Cosa sta succedendo a Milano

I nuovi casi giornalieri sono in forte aumento, così come la pressione sugli ospedali, e il tracciamento dei contatti non sta funzionando: si parla di nuove restrizioni imminenti

(AP Photo/Luca Bruno)
(AP Photo/Luca Bruno)

Negli ultimi giorni i dati sul coronavirus a Milano sono diventati sempre più preoccupanti. Sia mercoledì che giovedì il numero dei nuovi contagi giornalieri nel comune di Milano ha superato 500, mentre nella prima settimana di ottobre si era registrata una media di 84: la provincia di Milano è arrivata ad avere metà dei contagi dell’intera Lombardia, la regione oggi più colpita dall’epidemia, e la città di Milano la metà dei contagi dell’intera provincia. In città si sta inoltre osservando una crescente pressione sugli ospedali, e le attività di contact tracing svolte dalle autorità sanitarie stanno andando molto a rilento.

Come ha segnalato il sindaco Giuseppe Sala, l’indice di trasmissione (Rt) ha superato 2, un valore piuttosto alto e ampiamente al di sopra della soglia di 1, considerato il livello di guardia e pari al valore medio nazionale calcolato dall’Istituto Superiore di Sanità nel suo ultimo rapporto. Per questo Sala sta considerando l’introduzione di nuove restrizioni.
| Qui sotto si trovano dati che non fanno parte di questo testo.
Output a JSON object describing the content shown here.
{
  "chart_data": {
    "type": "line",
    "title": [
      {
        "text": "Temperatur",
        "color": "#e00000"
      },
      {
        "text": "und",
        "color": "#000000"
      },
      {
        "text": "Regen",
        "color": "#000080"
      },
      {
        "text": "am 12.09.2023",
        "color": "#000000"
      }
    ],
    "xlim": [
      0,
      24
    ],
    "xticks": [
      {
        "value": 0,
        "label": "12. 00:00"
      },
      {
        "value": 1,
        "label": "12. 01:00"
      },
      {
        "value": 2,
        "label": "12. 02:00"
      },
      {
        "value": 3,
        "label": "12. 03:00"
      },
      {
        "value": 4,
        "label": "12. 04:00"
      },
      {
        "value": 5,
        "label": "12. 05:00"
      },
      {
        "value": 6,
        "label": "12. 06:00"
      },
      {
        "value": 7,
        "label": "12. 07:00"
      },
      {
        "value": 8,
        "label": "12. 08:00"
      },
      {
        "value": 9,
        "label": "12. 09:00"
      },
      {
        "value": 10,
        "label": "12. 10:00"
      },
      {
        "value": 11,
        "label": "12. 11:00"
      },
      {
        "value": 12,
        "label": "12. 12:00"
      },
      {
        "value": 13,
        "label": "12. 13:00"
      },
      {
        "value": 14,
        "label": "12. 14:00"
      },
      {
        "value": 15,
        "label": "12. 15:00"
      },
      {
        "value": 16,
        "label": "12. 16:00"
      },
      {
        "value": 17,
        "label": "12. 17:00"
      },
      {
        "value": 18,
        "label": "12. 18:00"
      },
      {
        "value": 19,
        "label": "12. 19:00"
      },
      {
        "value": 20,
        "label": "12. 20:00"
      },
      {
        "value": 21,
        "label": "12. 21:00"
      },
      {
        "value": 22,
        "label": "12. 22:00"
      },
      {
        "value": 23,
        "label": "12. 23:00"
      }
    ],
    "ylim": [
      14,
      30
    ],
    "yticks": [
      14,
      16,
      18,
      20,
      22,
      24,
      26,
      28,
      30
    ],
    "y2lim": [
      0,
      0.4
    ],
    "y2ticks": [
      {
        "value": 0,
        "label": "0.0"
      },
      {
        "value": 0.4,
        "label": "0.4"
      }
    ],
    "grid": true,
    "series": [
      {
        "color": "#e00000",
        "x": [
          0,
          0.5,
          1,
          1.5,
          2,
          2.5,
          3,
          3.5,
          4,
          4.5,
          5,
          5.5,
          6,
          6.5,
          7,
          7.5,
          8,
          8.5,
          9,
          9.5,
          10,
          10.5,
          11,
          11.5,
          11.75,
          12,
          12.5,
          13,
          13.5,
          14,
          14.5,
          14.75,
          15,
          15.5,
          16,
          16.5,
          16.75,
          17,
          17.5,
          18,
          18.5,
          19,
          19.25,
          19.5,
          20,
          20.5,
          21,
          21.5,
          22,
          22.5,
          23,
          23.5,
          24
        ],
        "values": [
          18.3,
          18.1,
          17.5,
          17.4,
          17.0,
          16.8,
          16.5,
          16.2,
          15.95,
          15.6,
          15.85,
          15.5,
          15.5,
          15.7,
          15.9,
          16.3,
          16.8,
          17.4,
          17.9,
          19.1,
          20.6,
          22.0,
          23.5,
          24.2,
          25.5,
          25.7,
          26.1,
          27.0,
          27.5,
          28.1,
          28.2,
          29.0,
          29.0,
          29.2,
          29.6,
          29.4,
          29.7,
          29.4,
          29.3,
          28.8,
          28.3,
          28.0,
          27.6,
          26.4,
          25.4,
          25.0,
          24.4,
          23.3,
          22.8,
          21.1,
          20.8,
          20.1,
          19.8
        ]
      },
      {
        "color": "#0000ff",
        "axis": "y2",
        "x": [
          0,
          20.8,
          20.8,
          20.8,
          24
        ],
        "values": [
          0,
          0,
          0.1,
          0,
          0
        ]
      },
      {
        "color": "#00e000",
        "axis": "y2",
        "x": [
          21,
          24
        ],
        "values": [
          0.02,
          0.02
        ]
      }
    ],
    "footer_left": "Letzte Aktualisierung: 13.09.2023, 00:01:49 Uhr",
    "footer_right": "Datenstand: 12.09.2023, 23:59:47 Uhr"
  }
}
La situazione a Milano viene considerata molto seria sia dall’amministrazione locale che dal governo regionale, perché nemmeno durante il picco dell’epidemia la città aveva fatto registrare un numero così alto di nuovi casi giornalieri (il record era stato 480, il 22 aprile, a lockdown inoltrato). Nessuno però parla ancora di vera emergenza, perché – come specificato molto negli ultimi mesi – i numeri di oggi sono difficilmente paragonabili a quelli della scorsa primavera, soprattutto il dato sui nuovi contagi: oggi facciamo molti più test, testiamo intere categorie di persone al di fuori degli ospedali, tra cui gli studenti, e scopriamo molti più asintomatici. Ci sono però alcune cose da tenere d’occhio per capire la situazione in città.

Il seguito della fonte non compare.